Al servizio con la San Vincenzo Josef alternava incontri con i giovani non disdegnando di pubblicare articoli sulla stampa cattolica per sollecitare riflessioni. «Rendere testimonianza alla Luce, annunciare Cristo al mondo. Un’impresa coraggiosa… Dare testimonianza è oggi la nostra unica arma, la più potente, un’arma abbastanza strana. Non spada, non violenza, non denaro, non potere spirituale, nulla di tutto questo ci è necessario per costruire il regno di Cristo sulla terra Il Signore ha preteso da noi qualcosa di molto modesto eppure di molto importante: essere testimoni… La testimonianza senza parole, quella che il vero cristiano vive quotidianamente a casa, durante il lavoro, nei campi, nelle officine, di fronte agli uomini. Quale forza sprigiona un giovane che vive semplicemente da cristiano… Dobbiamo essere testimoni: prima di diventare annunciatori della Parola e delle opere, vogliamo anzitutto tentare di essere giovani cristiani in tutto e per tutto. Lo diventeremo accostandoci agli altari. Su di essi c’è la Parola e il corpo di Cristo. In essi riposano le ossa di quelli che furono i testimoni di Cristo fino alla morte», scriverà il 15 gennaio 1938 sulla rivista della gioventù cattolica, Jugendwacht, come ricordano Irene Argentiero (direttrice oggi del settimanale cattolico di lingua italiana Il Segno) e don Josef Innerhofer nella «Vita» pubblicata sul sito della diocesi di Bolzano-Bressanone.

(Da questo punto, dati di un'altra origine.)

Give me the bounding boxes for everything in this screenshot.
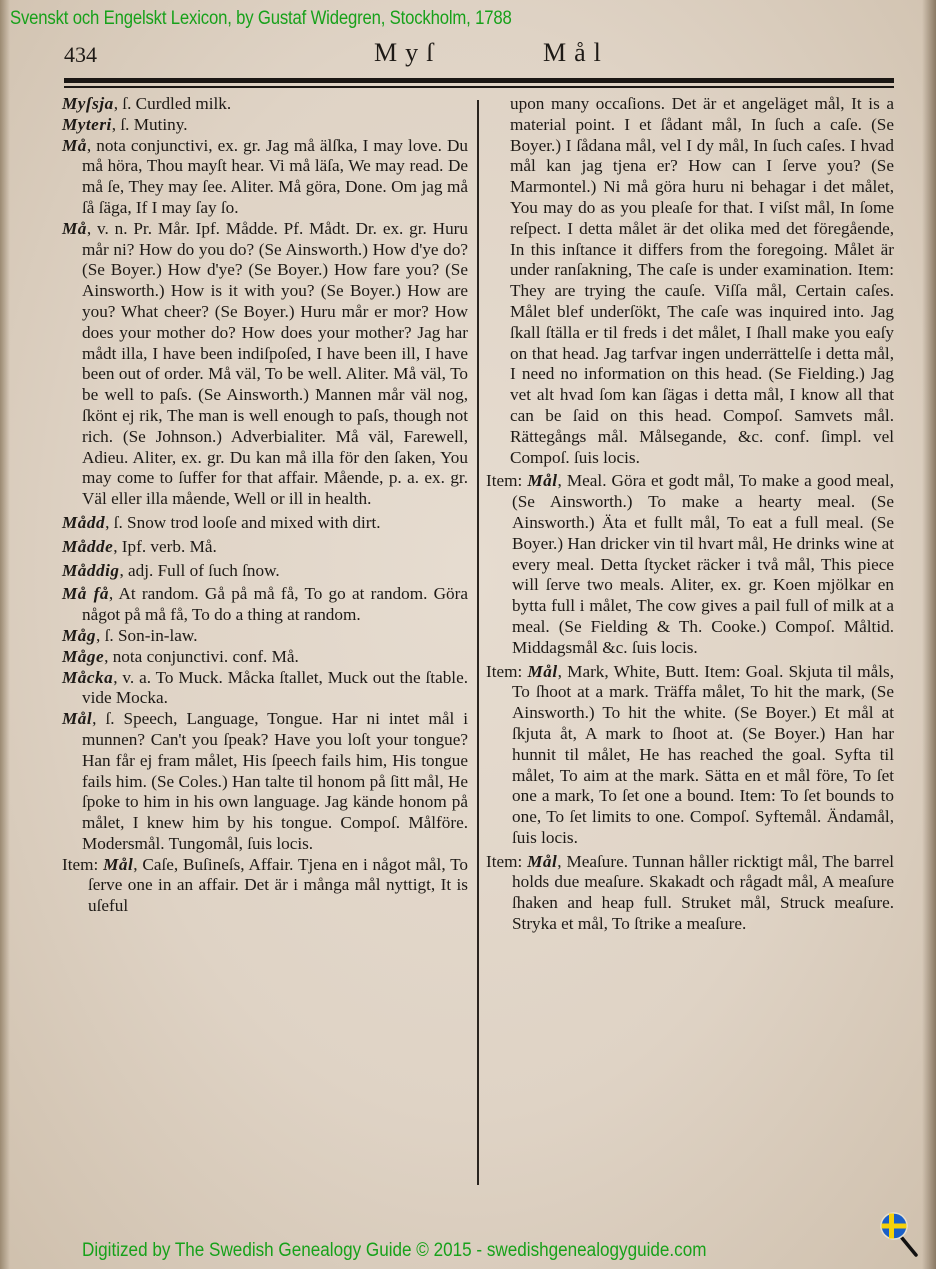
dictionary-entry: Måddig, adj. Full of ſuch ſnow. bbox=[62, 561, 468, 582]
definition: upon many occaſions. Det är et angeläget… bbox=[510, 94, 894, 467]
dictionary-entry: Måge, nota conjunctivi. conf. Må. bbox=[62, 647, 468, 668]
dictionary-entry: Mådd, ſ. Snow trod looſe and mixed with … bbox=[62, 513, 468, 534]
running-head-right: Mål bbox=[543, 38, 609, 68]
definition: , nota conjunctivi, ex. gr. Jag må älſka… bbox=[82, 136, 468, 217]
item-prefix: Item: bbox=[486, 471, 522, 490]
headword: Må få bbox=[62, 584, 109, 603]
column-divider bbox=[477, 100, 479, 1185]
definition: , adj. Full of ſuch ſnow. bbox=[119, 561, 279, 580]
dictionary-entry: Mål, ſ. Speech, Language, Tongue. Har ni… bbox=[62, 709, 468, 855]
definition: , v. n. Pr. Mår. Ipf. Mådde. Pf. Mådt. D… bbox=[82, 219, 468, 508]
headword: Måg bbox=[62, 626, 96, 645]
running-head-left: Myſ bbox=[374, 38, 441, 68]
dictionary-entry: Må, v. n. Pr. Mår. Ipf. Mådde. Pf. Mådt.… bbox=[62, 219, 468, 510]
header-rule-thick bbox=[64, 78, 894, 83]
headword: Mådde bbox=[62, 537, 113, 556]
continued-entry: upon many occaſions. Det är et angeläget… bbox=[486, 94, 894, 468]
page-edge-left bbox=[0, 0, 10, 1269]
headword: Mål bbox=[527, 852, 557, 871]
definition: , At random. Gå på må få, To go at rando… bbox=[82, 584, 468, 624]
dictionary-entry: Myſsja, ſ. Curdled milk. bbox=[62, 94, 468, 115]
dictionary-entry: Item: Mål, Meal. Göra et godt mål, To ma… bbox=[486, 471, 894, 658]
definition: , ſ. Mutiny. bbox=[112, 115, 188, 134]
headword: Mål bbox=[103, 855, 133, 874]
item-prefix: Item: bbox=[486, 662, 522, 681]
definition: , Caſe, Buſineſs, Affair. Tjena en i någ… bbox=[88, 855, 468, 916]
headword: Mål bbox=[527, 471, 557, 490]
page-number: 434 bbox=[64, 42, 97, 68]
definition: , ſ. Speech, Language, Tongue. Har ni in… bbox=[82, 709, 468, 853]
headword: Må bbox=[62, 219, 87, 238]
swedish-flag-magnifier-icon bbox=[880, 1212, 920, 1258]
headword: Måddig bbox=[62, 561, 119, 580]
definition: , ſ. Son-in-law. bbox=[96, 626, 198, 645]
left-column: Myſsja, ſ. Curdled milk. Myteri, ſ. Muti… bbox=[62, 94, 468, 917]
definition: , Ipf. verb. Må. bbox=[113, 537, 217, 556]
dictionary-entry: Myteri, ſ. Mutiny. bbox=[62, 115, 468, 136]
headword: Mål bbox=[62, 709, 92, 728]
dictionary-entry: Item: Mål, Caſe, Buſineſs, Affair. Tjena… bbox=[62, 855, 468, 917]
dictionary-entry: Måcka, v. a. To Muck. Måcka ſtallet, Muc… bbox=[62, 668, 468, 710]
dictionary-entry: Mådde, Ipf. verb. Må. bbox=[62, 537, 468, 558]
definition: , v. a. To Muck. Måcka ſtallet, Muck out… bbox=[82, 668, 468, 708]
definition: , ſ. Curdled milk. bbox=[114, 94, 231, 113]
digitized-by-banner: Digitized by The Swedish Genealogy Guide… bbox=[82, 1240, 706, 1262]
dictionary-entry: Må få, At random. Gå på må få, To go at … bbox=[62, 584, 468, 626]
headword: Myſsja bbox=[62, 94, 114, 113]
dictionary-entry: Må, nota conjunctivi, ex. gr. Jag må älſ… bbox=[62, 136, 468, 219]
headword: Myteri bbox=[62, 115, 112, 134]
header-rule-thin bbox=[64, 86, 894, 88]
page-edge-right bbox=[922, 0, 936, 1269]
right-column: upon many occaſions. Det är et angeläget… bbox=[486, 94, 894, 935]
dictionary-entry: Item: Mål, Mark, White, Butt. Item: Goal… bbox=[486, 662, 894, 849]
definition: , nota conjunctivi. conf. Må. bbox=[104, 647, 299, 666]
book-title-banner: Svenskt och Engelskt Lexicon, by Gustaf … bbox=[10, 8, 512, 30]
headword: Måge bbox=[62, 647, 104, 666]
item-prefix: Item: bbox=[62, 855, 98, 874]
dictionary-entry: Måg, ſ. Son-in-law. bbox=[62, 626, 468, 647]
headword: Mål bbox=[528, 662, 558, 681]
dictionary-entry: Item: Mål, Meaſure. Tunnan håller rickti… bbox=[486, 852, 894, 935]
definition: , Meaſure. Tunnan håller ricktigt mål, T… bbox=[512, 852, 894, 933]
headword: Mådd bbox=[62, 513, 105, 532]
definition: , Mark, White, Butt. Item: Goal. Skjuta … bbox=[512, 662, 894, 847]
item-prefix: Item: bbox=[486, 852, 522, 871]
headword: Må bbox=[62, 136, 87, 155]
headword: Måcka bbox=[62, 668, 113, 687]
definition: , ſ. Snow trod looſe and mixed with dirt… bbox=[105, 513, 380, 532]
definition: , Meal. Göra et godt mål, To make a good… bbox=[512, 471, 894, 656]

«La testimonianza coraggiosa di Josef Mayr-Nusser può essere esempio anche per la generazione di oggi», affermava don Josef Innerhofer lo scorso 24 febbraio nella messa di suffragio celebrata sul Renon nell’anniversario della morte.

Quando il 26 maggio 1942, in pieno conflitto, Josef e Hildegard si univano in matrimonio nella chiesetta di San Nicolò (poi completamente distrutta dai bombardamenti alleati), celebrante il fratello don Jakob, forse non immaginavano come la furia nazista si sarebbe abbattuta anche su di loro. I tedeschi avevano necessità di arruolare uomini per sostituire i centomila morti della battaglia di Stalingrado (e circa il doppio erano i caduti sul fronte in Africa Settentrionale), mentre gli anglo-americani avanzano da ovest.
Alla capitolazione dell’Italia nel settembre 1943, Josef e Hildegard erano diventati genitori del piccolo Albert: neanche un anno dopo Josef fu costretto a salire, insieme a molti altri sudtirolesi, su un vagone su cui era scritto “Bolzano-Konitz”, ma la decisione sul da farsi era già presa.

«L’alleanza di amore e fedeltà, di cui vive la santa famiglia di Nazaret, illumina il principio che dà forma ad ogni famiglia, e la rende capace di affrontare meglio le vicissitudini della vita e della storia. Su questo fondamento, ogni famiglia, pur nella sua debolezza, può diventare una luce nel buio del mondo», scrive papa Francesco (AL 66) e Josef, sostenuto da Hildegard, rappresenta una delle tante luci (molte quelle sconosciute) che rischiarano anche oggi.

La ricorrenza liturgica del nuovo beato sarà celebrata per la prima volta il 3 ottobre 2017.